Shayma moved to his side, taking out a kinetic Source and placing it under one of his hands. Then she used illusion to hide the fact that she’d shifted into a massive scythe-armed monster, the image of a fox-girl reaching out to put her hand on his shoulder while in truth she was using the native magic of her form to try and grapple with his mind. Assuming there was anything left of it.

I watched closely, trying to see if I’d get a flicker of his soul structure, such as it was. I knew it couldn’t be good, since his prior Source had crumbled, but I was hoping there’d be something. For a few minutes nothing happened, but Shayma didn’t say anything so I assumed she was still concentrating, trying to deal with the unconscious man’s mind and see if she could activate his Skills or his mana.

Suddenly I had a brief glimpse of a tangled, ruined pile in Yamal’s core, flickering for a moment before it vanished again and the kinetic Source collapsed into a pile of sand.

“You had it for an instant!” I told her. “Let me get you another Source and if you can do that again, maybe I can do things quickly.”

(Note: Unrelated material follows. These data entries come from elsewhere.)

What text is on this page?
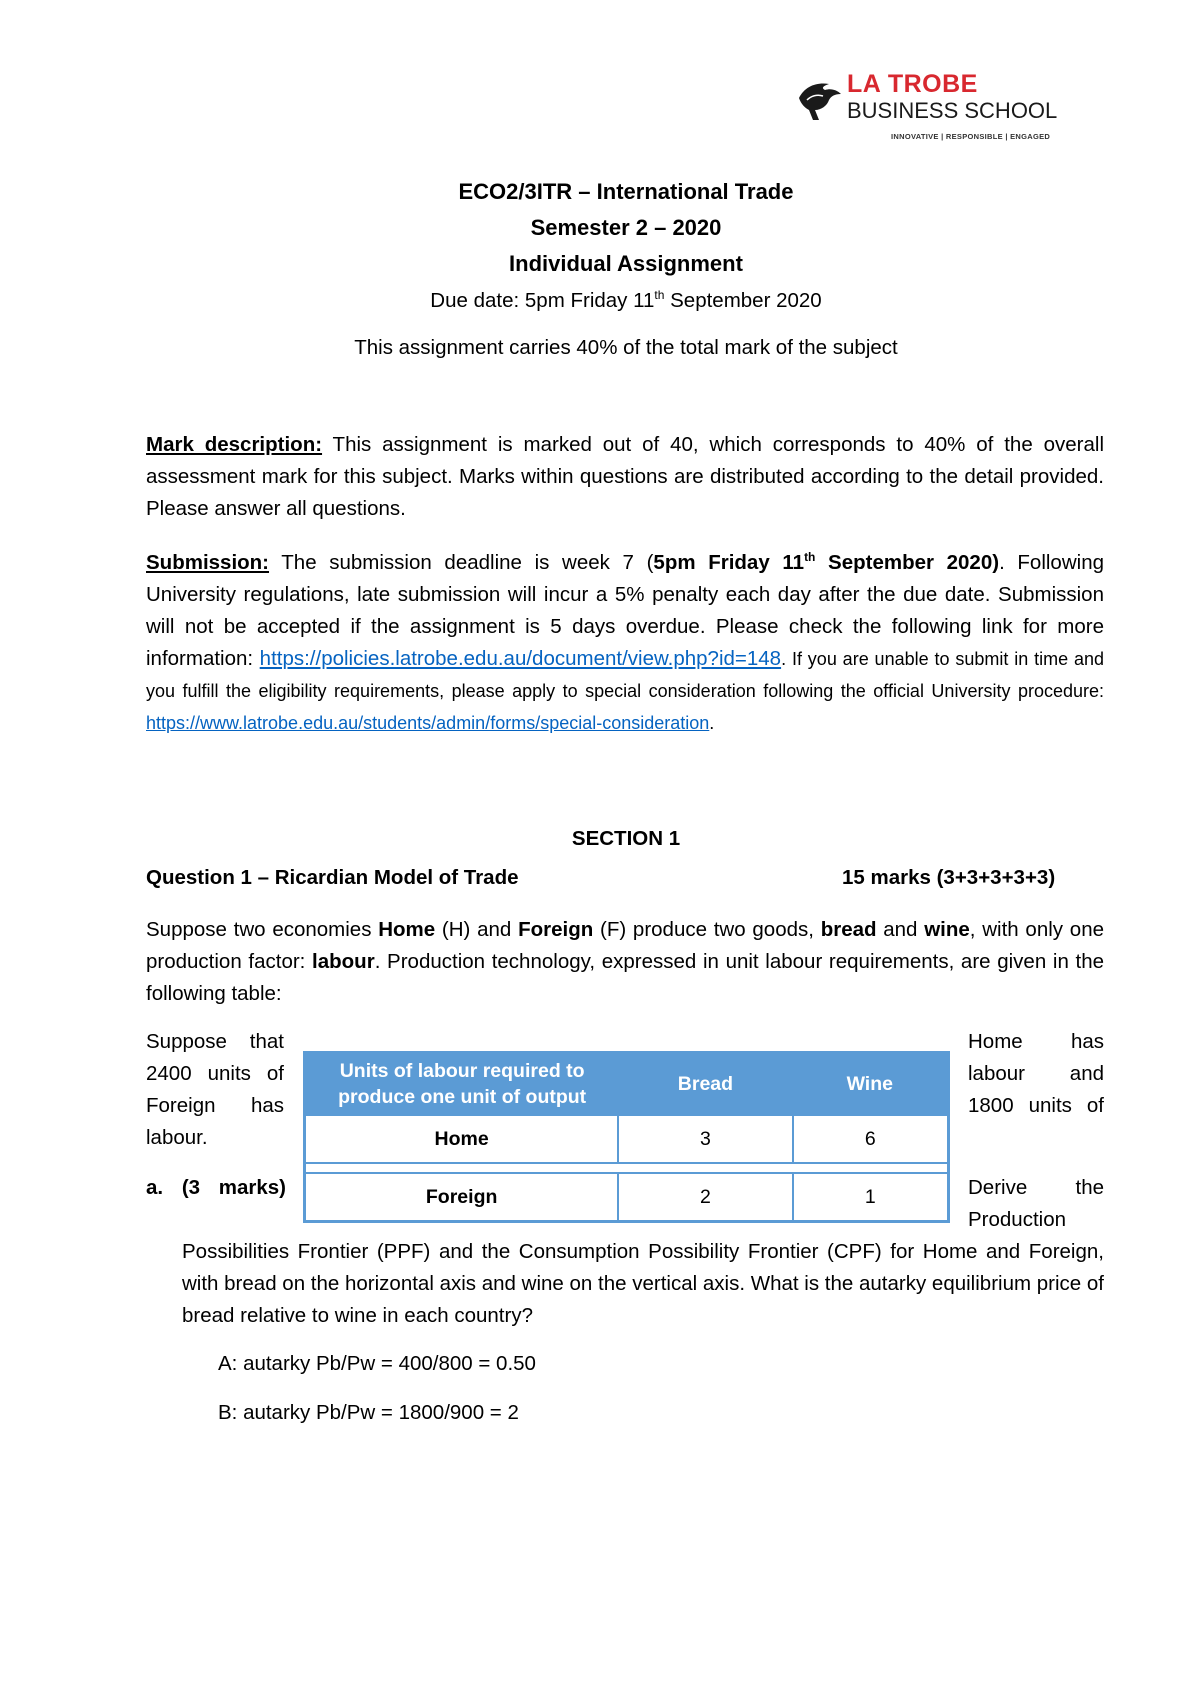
LA TROBE
BUSINESS SCHOOL
INNOVATIVE | RESPONSIBLE | ENGAGED
ECO2/3ITR – International Trade
Semester 2 – 2020
Individual Assignment
Due date: 5pm Friday 11th September 2020
This assignment carries 40% of the total mark of the subject
Mark description: This assignment is marked out of 40, which corresponds to 40% of the overall assessment mark for this subject. Marks within questions are distributed according to the detail provided. Please answer all questions.
Submission: The submission deadline is week 7 (5pm Friday 11th September 2020). Following University regulations, late submission will incur a 5% penalty each day after the due date. Submission will not be accepted if the assignment is 5 days overdue. Please check the following link for more information: https://policies.latrobe.edu.au/document/view.php?id=148. If you are unable to submit in time and you fulfill the eligibility requirements, please apply to special consideration following the official University procedure: https://www.latrobe.edu.au/students/admin/forms/special-consideration.
SECTION 1
Question 1 – Ricardian Model of Trade	15 marks (3+3+3+3+3)
Suppose two economies Home (H) and Foreign (F) produce two goods, bread and wine, with only one production factor: labour. Production technology, expressed in unit labour requirements, are given in the following table:
Suppose that
2400 units of
Foreign has
labour.
a. (3 marks)
Home has
labour and
1800 units of
Derive the
Production
Units of labour required to produce one unit of output	Bread	Wine
Home	3	6

Foreign	2	1
Possibilities Frontier (PPF) and the Consumption Possibility Frontier (CPF) for Home and Foreign, with bread on the horizontal axis and wine on the vertical axis. What is the autarky equilibrium price of bread relative to wine in each country?
A: autarky Pb/Pw = 400/800 = 0.50
B: autarky Pb/Pw = 1800/900 = 2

“This is very weird, but I can try. He has no Skills but I can sort of pull on stamina,” Shayma remarked with her illusion. “I think he’ll need some mind reconstruction too. The shock of losing all his Skills is a serious problem.”

“All those lessons from the Scalemind will come in handy, then.”

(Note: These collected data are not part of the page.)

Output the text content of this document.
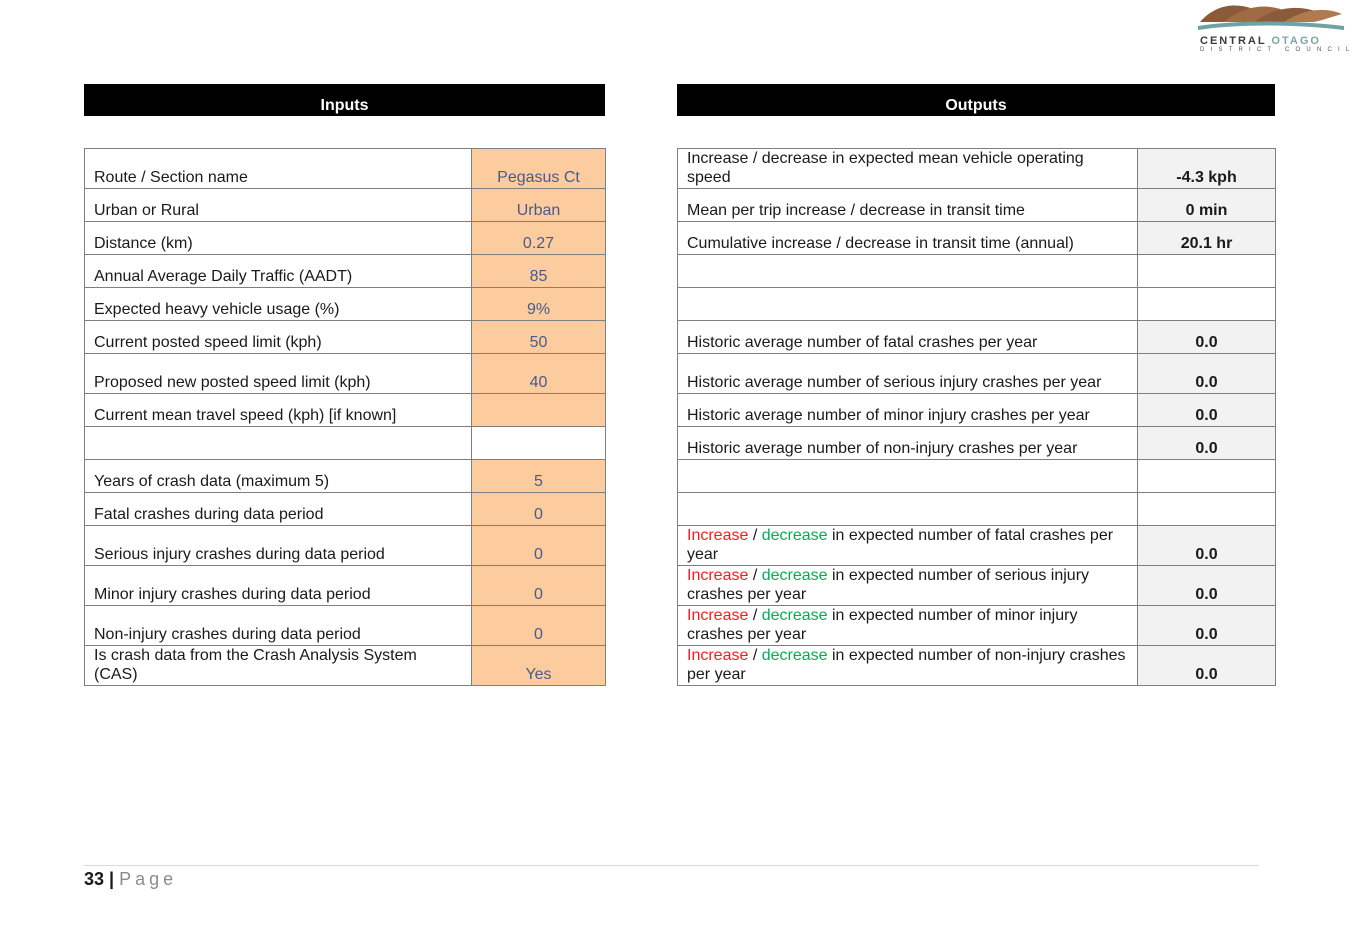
CENTRAL OTAGO
DISTRICT COUNCIL
Inputs	Outputs
Route / Section name	Pegasus Ct
Urban or Rural	Urban
Distance (km)	0.27
Annual Average Daily Traffic (AADT)	85
Expected heavy vehicle usage (%)	9%
Current posted speed limit (kph)	50
Proposed new posted speed limit (kph)	40
Current mean travel speed (kph) [if known]	

Years of crash data (maximum 5)	5
Fatal crashes during data period	0
Serious injury crashes during data period	0
Minor injury crashes during data period	0
Non-injury crashes during data period	0
Is crash data from the Crash Analysis System (CAS)	Yes
Increase / decrease in expected mean vehicle operating speed	-4.3 kph
Mean per trip increase / decrease in transit time	0 min
Cumulative increase / decrease in transit time (annual)	20.1 hr

Historic average number of fatal crashes per year	0.0
Historic average number of serious injury crashes per year	0.0
Historic average number of minor injury crashes per year	0.0
Historic average number of non-injury crashes per year	0.0

Increase / decrease in expected number of fatal crashes per year	0.0
Increase / decrease in expected number of serious injury crashes per year	0.0
Increase / decrease in expected number of minor injury crashes per year	0.0
Increase / decrease in expected number of non-injury crashes per year	0.0
33 | Page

“Definitely,” Shayma agreed, turning to address Hurin, who had posted himself in the corner of the room.

“There may be something we can do, but it is unlikely to be an instantaneous fix.”

“Whatever you can do, Lady Voice,” Hurin said, clearly sweeping Yamal with his Skills. It probably wouldn’t help, but it certainly wouldn’t hurt.

I provided Shayma with another kinetic Source, and this time when the soul debris appeared I applied [Model Soul] instantly. Unlike with Keri’s, it took about a second to complete and I applied [Bind Model] before even studying it. When I did, I saw that the model was basically a single dot of Argentum, surrounded by a chunk of kinetic Source and then the blue of the [Core Lattice]. Apparently what it registered was that there was effectively nothing there.

When I displaced it over to Shayma, and she put it in his hands, I could see the remnant debris of his soul collapsing downward to a single point as he harmonized with the model. It didn’t vanish entirely, though the [DEPLETED] part of his Status did, but his Class was definitely gone. The overlay just showed his name. It was a little bit weird, but I figured that binding in the soul model must have triggered something. I certainly couldn’t reconstruct the Class, so maybe granting him immunity from Depletion let whatever normal soul processes that did exist deal with the catastrophic damage in some way.

[Soul Proficiency] advances to 6.

“That helped…” Shayma said, though not entirely certainly. “But I don’t think he’ll wake by himself. I’ll have to do some work.”

Hurin hovered anxiously while Shayma did whatever mind magic she needed to do. I had no idea what was going on, and as hours ticked by, I was starting to get a little worried. Shayma seemed unflustered, though, occasionally making a remark for my benefit or Hurin’s about her progress. It was getting on toward evening when his Status suddenly changed, registering a Class. Level 1 [Remnant of the Sovereign].

Yamal’s eyes opened.

He tried to croak something and Hurin leapt forward, helping the man sit up and take a drink. Yamal seemed a little confused, though I didn’t blame him, looking at Hurin and Shayma. Once he’d swallowed whatever was in the glass Hurin had provided, he tried again.

“Why did I get to select my Class again?”